Presentati i risultati dell’indagine “Il Grande Orecchio della giustizia in Italia. Intercettazioni e costi nei distretti italiani” realizzata dall’istituto Demoskopika su dati raccolti tra il 2009 e il 2013

infografica intercettazioniC’è anche la Calabria (assieme a Campania, Lombardia, Sicilia e Lazio) tra le cinque regioni più intercettate d’Italia. A determinarlo è la Nota scientifica realizzata dall’istituto di ricerca Demoskopika sulla base dei dati prodotti dal Ministero della Giustizia nel quinquennio che va dal 2009 al 2013.

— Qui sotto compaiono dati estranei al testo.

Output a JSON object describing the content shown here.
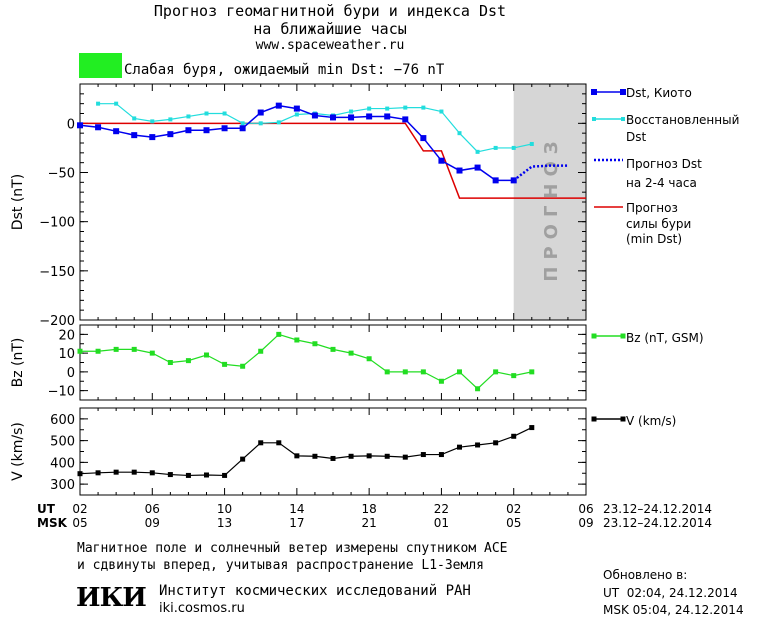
{
  "header": {
    "title_line1": "Прогноз геомагнитной бури и индекса Dst",
    "title_line2": "на ближайшие часы",
    "url": "www.spaceweather.ru",
    "storm_label": "Слабая буря, ожидаемый min Dst: −76 nT",
    "storm_color": "#22ee22"
  },
  "colors": {
    "dst_kyoto": "#0000ee",
    "dst_restored": "#22dddd",
    "dst_forecast": "#0000ee",
    "storm_forecast": "#dd0000",
    "bz": "#22dd22",
    "v": "#000000",
    "forecast_band": "#d6d6d6"
  },
  "forecast_band_label": "ПРОГНОЗ",
  "chart_data": [
    {
      "type": "line",
      "panel": "dst",
      "ylabel": "Dst (nT)",
      "ylim": [
        -200,
        40
      ],
      "yticks": [
        -200,
        -150,
        -100,
        -50,
        0
      ],
      "x": [
        0,
        1,
        2,
        3,
        4,
        5,
        6,
        7,
        8,
        9,
        10,
        11,
        12,
        13,
        14,
        15,
        16,
        17,
        18,
        19,
        20,
        21,
        22,
        23,
        24,
        25,
        26,
        27,
        28
      ],
      "series": [
        {
          "name": "Dst, Киото",
          "x": [
            0,
            1,
            2,
            3,
            4,
            5,
            6,
            7,
            8,
            9,
            10,
            11,
            12,
            13,
            14,
            15,
            16,
            17,
            18,
            19,
            20,
            21,
            22,
            23,
            24
          ],
          "values": [
            -2,
            -4,
            -8,
            -12,
            -14,
            -11,
            -7,
            -7,
            -5,
            -5,
            11,
            18,
            15,
            8,
            6,
            6,
            7,
            7,
            4,
            -15,
            -38,
            -48,
            -45,
            -58,
            -58
          ]
        },
        {
          "name": "Восстановленный Dst",
          "x": [
            1,
            2,
            3,
            4,
            5,
            6,
            7,
            8,
            9,
            10,
            11,
            12,
            13,
            14,
            15,
            16,
            17,
            18,
            19,
            20,
            21,
            22,
            23,
            24,
            25
          ],
          "values": [
            20,
            20,
            5,
            2,
            4,
            7,
            10,
            10,
            0,
            0,
            1,
            9,
            10,
            8,
            12,
            15,
            15,
            16,
            16,
            12,
            -10,
            -29,
            -25,
            -25,
            -21
          ]
        },
        {
          "name": "Прогноз Dst на 2-4 часа",
          "x": [
            24,
            25,
            26,
            27
          ],
          "values": [
            -58,
            -44,
            -43,
            -43
          ]
        },
        {
          "name": "Прогноз силы бури (min Dst)",
          "x": [
            0,
            18,
            19,
            20,
            21,
            22,
            23,
            24,
            25,
            26,
            27,
            28
          ],
          "values": [
            0,
            0,
            -28,
            -28,
            -76,
            -76,
            -76,
            -76,
            -76,
            -76,
            -76,
            -76
          ]
        }
      ]
    },
    {
      "type": "line",
      "panel": "bz",
      "ylabel": "Bz (nT)",
      "ylim": [
        -15,
        25
      ],
      "yticks": [
        -10,
        0,
        10,
        20
      ],
      "series": [
        {
          "name": "Bz (nT, GSM)",
          "x": [
            0,
            1,
            2,
            3,
            4,
            5,
            6,
            7,
            8,
            9,
            10,
            11,
            12,
            13,
            14,
            15,
            16,
            17,
            18,
            19,
            20,
            21,
            22,
            23,
            24,
            25
          ],
          "values": [
            11,
            11,
            12,
            12,
            10,
            5,
            6,
            9,
            4,
            3,
            11,
            20,
            17,
            15,
            12,
            10,
            7,
            0,
            0,
            0,
            -5,
            0,
            -9,
            0,
            -2,
            0
          ]
        }
      ]
    },
    {
      "type": "line",
      "panel": "v",
      "ylabel": "V (km/s)",
      "ylim": [
        250,
        650
      ],
      "yticks": [
        300,
        400,
        500,
        600
      ],
      "series": [
        {
          "name": "V (km/s)",
          "x": [
            0,
            1,
            2,
            3,
            4,
            5,
            6,
            7,
            8,
            9,
            10,
            11,
            12,
            13,
            14,
            15,
            16,
            17,
            18,
            19,
            20,
            21,
            22,
            23,
            24,
            25
          ],
          "values": [
            348,
            352,
            355,
            355,
            352,
            344,
            340,
            342,
            340,
            415,
            490,
            490,
            430,
            428,
            418,
            428,
            430,
            428,
            424,
            436,
            436,
            470,
            480,
            490,
            520,
            560
          ]
        }
      ]
    }
  ],
  "time_axis": {
    "ut_label": "UT",
    "msk_label": "MSK",
    "ut_ticks": [
      "02",
      "06",
      "10",
      "14",
      "18",
      "22",
      "02",
      "06"
    ],
    "msk_ticks": [
      "05",
      "09",
      "13",
      "17",
      "21",
      "01",
      "05",
      "09"
    ],
    "ut_range": "23.12–24.12.2014",
    "msk_range": "23.12–24.12.2014"
  },
  "legend": {
    "dst_kyoto": "Dst, Киото",
    "dst_restored_1": "Восстановленный",
    "dst_restored_2": "Dst",
    "dst_forecast_1": "Прогноз Dst",
    "dst_forecast_2": "на 2-4 часа",
    "storm_1": "Прогноз",
    "storm_2": "силы бури",
    "storm_3": "(min Dst)",
    "bz": "Bz (nT, GSM)",
    "v": "V (km/s)"
  },
  "footer": {
    "note_line1": "Магнитное поле и солнечный ветер измерены спутником ACE",
    "note_line2": "и сдвинуты вперед, учитывая распространение L1-Земля",
    "logo_text": "ИКИ",
    "institute": "Институт космических исследований РАН",
    "institute_url": "iki.cosmos.ru",
    "updated_label": "Обновлено в:",
    "updated_ut": "UT  02:04, 24.12.2014",
    "updated_msk": "MSK 05:04, 24.12.2014"
  }
}
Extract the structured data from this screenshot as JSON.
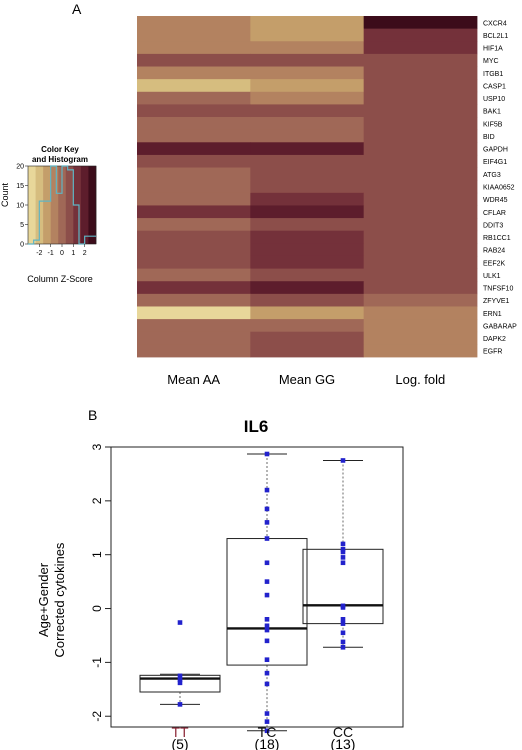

Dal report, intitolato “Il Grande Orecchio della giustizia in Italia. Intercettazioni e costi nei distretti italiani” emerge che per le intercettazioni, messe in campo per contrastare principalmente il crimine organizzato, lo Stato ha speso in tutto 1358 milioni di euro concentrandosi su 9 distretti in particolare (dei 26 più caldi): Napoli, Roma, Milano, Palermo, Reggio Calabria, Torino, Firenze, Bologna e Catania sono le aree nelle quali si è svolto il 70% delle intercettazioni con oltre 4000 utenze controllate anche per indagini collegate a reati di terrorismo sia internazionale che interno.

Nel complesso, stiamo parlando di ben 827mila intercettazioni telefoniche e ambientali autorizzate dalle Procure Italiane su bersagli (così definiti in gergo) che nel complesso sono aumentati del 4,1%.